The opportunity was to appoint an altogether different sort of figure: a robust mainstream Anglican with contacts in the global South and with disaffected Evangelicals. ARCIC has for some time been that most paradoxical of endeavours; an ecumenical project which aggravates divisions within Anglicanism itself. A new face was needed to give the process back its credibility.

Peter Carnley, the chosen candidate, is not that new face. He is more of the same. Indeed, he is indistinguishable from Frank, and in the same liberal Catholic mould as the ABC himself. It was Peter Carnley, it will be remembered, who ordained the first women priests in Australia, in defiance of the General Synod of his own church and of an injunction taken out against him: hardly a recommendation for a diplomat!

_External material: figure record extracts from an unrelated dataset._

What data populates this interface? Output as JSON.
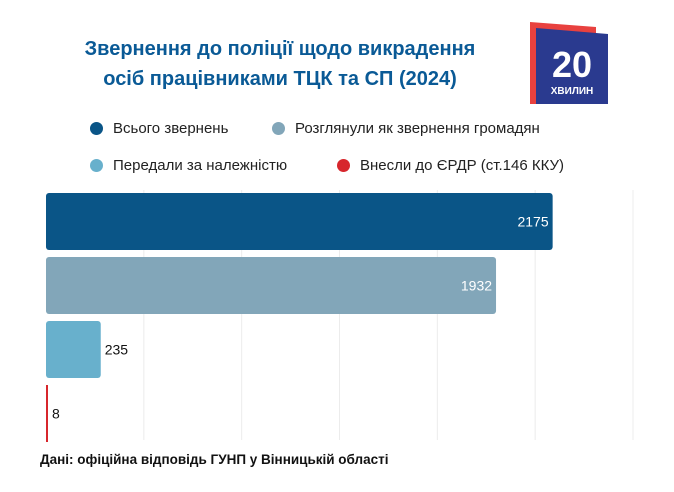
{
  "title_line1": "Звернення до поліції щодо викрадення",
  "title_line2": "осіб працівниками ТЦК та СП (2024)",
  "logo": {
    "number": "20",
    "word": "ХВИЛИН",
    "colors": {
      "main": "#2a3a8f",
      "accent": "#e8413f"
    }
  },
  "source": "Дані: офіційна відповідь ГУНП у Вінницькій області",
  "chart_data": {
    "type": "bar",
    "orientation": "horizontal",
    "categories": [
      "Всього звернень",
      "Розглянули як звернення громадян",
      "Передали за належністю",
      "Внесли до ЄРДР (ст.146 ККУ)"
    ],
    "values": [
      2175,
      1932,
      235,
      8
    ],
    "colors": [
      "#0a5587",
      "#82a6b9",
      "#68b0cc",
      "#d7262c"
    ],
    "data_labels": [
      "2175",
      "1932",
      "235",
      "8"
    ],
    "legend": [
      "Всього звернень",
      "Розглянули як звернення громадян",
      "Передали за належністю",
      "Внесли до ЄРДР (ст.146 ККУ)"
    ],
    "legend_position": "top",
    "xlim": [
      0,
      2520
    ],
    "grid": true,
    "title": "Звернення до поліції щодо викрадення осіб працівниками ТЦК та СП (2024)"
  }
}
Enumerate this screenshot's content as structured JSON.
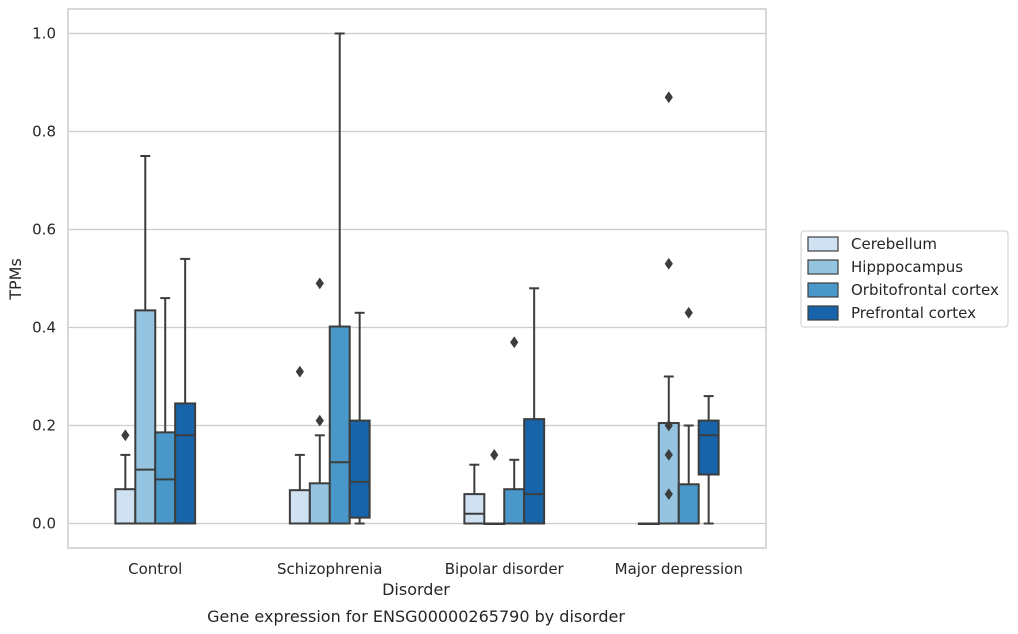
{
  "chart_data": {
    "type": "box",
    "caption": "Gene expression for ENSG00000265790 by disorder",
    "xlabel": "Disorder",
    "ylabel": "TPMs",
    "ylim": [
      -0.05,
      1.05
    ],
    "yticks": [
      "0.0",
      "0.2",
      "0.4",
      "0.6",
      "0.8",
      "1.0"
    ],
    "grid": "horizontal",
    "legend_position": "right",
    "categories": [
      "Control",
      "Schizophrenia",
      "Bipolar disorder",
      "Major depression"
    ],
    "series": [
      {
        "name": "Cerebellum",
        "color": "#d0e1f2",
        "boxes": [
          {
            "whislo": 0,
            "q1": 0,
            "med": 0,
            "q3": 0.07,
            "whishi": 0.14,
            "fliers": [
              0.18
            ]
          },
          {
            "whislo": 0,
            "q1": 0,
            "med": 0,
            "q3": 0.068,
            "whishi": 0.14,
            "fliers": [
              0.31
            ]
          },
          {
            "whislo": 0,
            "q1": 0,
            "med": 0.02,
            "q3": 0.06,
            "whishi": 0.12,
            "fliers": []
          },
          {
            "whislo": 0,
            "q1": 0,
            "med": 0,
            "q3": 0,
            "whishi": 0,
            "fliers": []
          }
        ]
      },
      {
        "name": "Hipppocampus",
        "color": "#94c4df",
        "boxes": [
          {
            "whislo": 0,
            "q1": 0,
            "med": 0.11,
            "q3": 0.435,
            "whishi": 0.75,
            "fliers": []
          },
          {
            "whislo": 0,
            "q1": 0,
            "med": 0,
            "q3": 0.082,
            "whishi": 0.18,
            "fliers": [
              0.21,
              0.49
            ]
          },
          {
            "whislo": 0,
            "q1": 0,
            "med": 0,
            "q3": 0,
            "whishi": 0,
            "fliers": [
              0.14
            ]
          },
          {
            "whislo": 0,
            "q1": 0,
            "med": 0,
            "q3": 0.205,
            "whishi": 0.3,
            "fliers": [
              0.06,
              0.14,
              0.2,
              0.53,
              0.87
            ]
          }
        ]
      },
      {
        "name": "Orbitofrontal cortex",
        "color": "#4a98c9",
        "boxes": [
          {
            "whislo": 0,
            "q1": 0,
            "med": 0.09,
            "q3": 0.186,
            "whishi": 0.46,
            "fliers": []
          },
          {
            "whislo": 0,
            "q1": 0,
            "med": 0.125,
            "q3": 0.402,
            "whishi": 1.0,
            "fliers": []
          },
          {
            "whislo": 0,
            "q1": 0,
            "med": 0,
            "q3": 0.07,
            "whishi": 0.13,
            "fliers": [
              0.37
            ]
          },
          {
            "whislo": 0,
            "q1": 0,
            "med": 0,
            "q3": 0.08,
            "whishi": 0.2,
            "fliers": [
              0.43
            ]
          }
        ]
      },
      {
        "name": "Prefrontal cortex",
        "color": "#1764ab",
        "boxes": [
          {
            "whislo": 0,
            "q1": 0,
            "med": 0.18,
            "q3": 0.245,
            "whishi": 0.54,
            "fliers": []
          },
          {
            "whislo": 0,
            "q1": 0.012,
            "med": 0.085,
            "q3": 0.21,
            "whishi": 0.43,
            "fliers": []
          },
          {
            "whislo": 0,
            "q1": 0,
            "med": 0.06,
            "q3": 0.213,
            "whishi": 0.48,
            "fliers": []
          },
          {
            "whislo": 0,
            "q1": 0.1,
            "med": 0.18,
            "q3": 0.21,
            "whishi": 0.26,
            "fliers": []
          }
        ]
      }
    ]
  }
}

Why, you will ask, is the white liberal stranglehold on positions of authority and power in the Communion allowed to continue? Who makes these appointments and how are they made?

The answers to these questions are often complex and seldom edifying. But what is abundantly clear is that unless there are some orthodox voices heard at the heart of the Communion soon, the process of disintegration which began in New Hampshire and New Westminster will accelerate. ARCIC will collapse, not from the intransigence of Rome, as some have always feared, but from the incoherence of Canterbury.

Rome, Moscow, Constantinople and the Oriental Churches have all expressed reservations about continued contacts with a body which cannot deliver on agreements made. Provincial autonomy they have concluded, is no way to run a world-wide church. How right they are.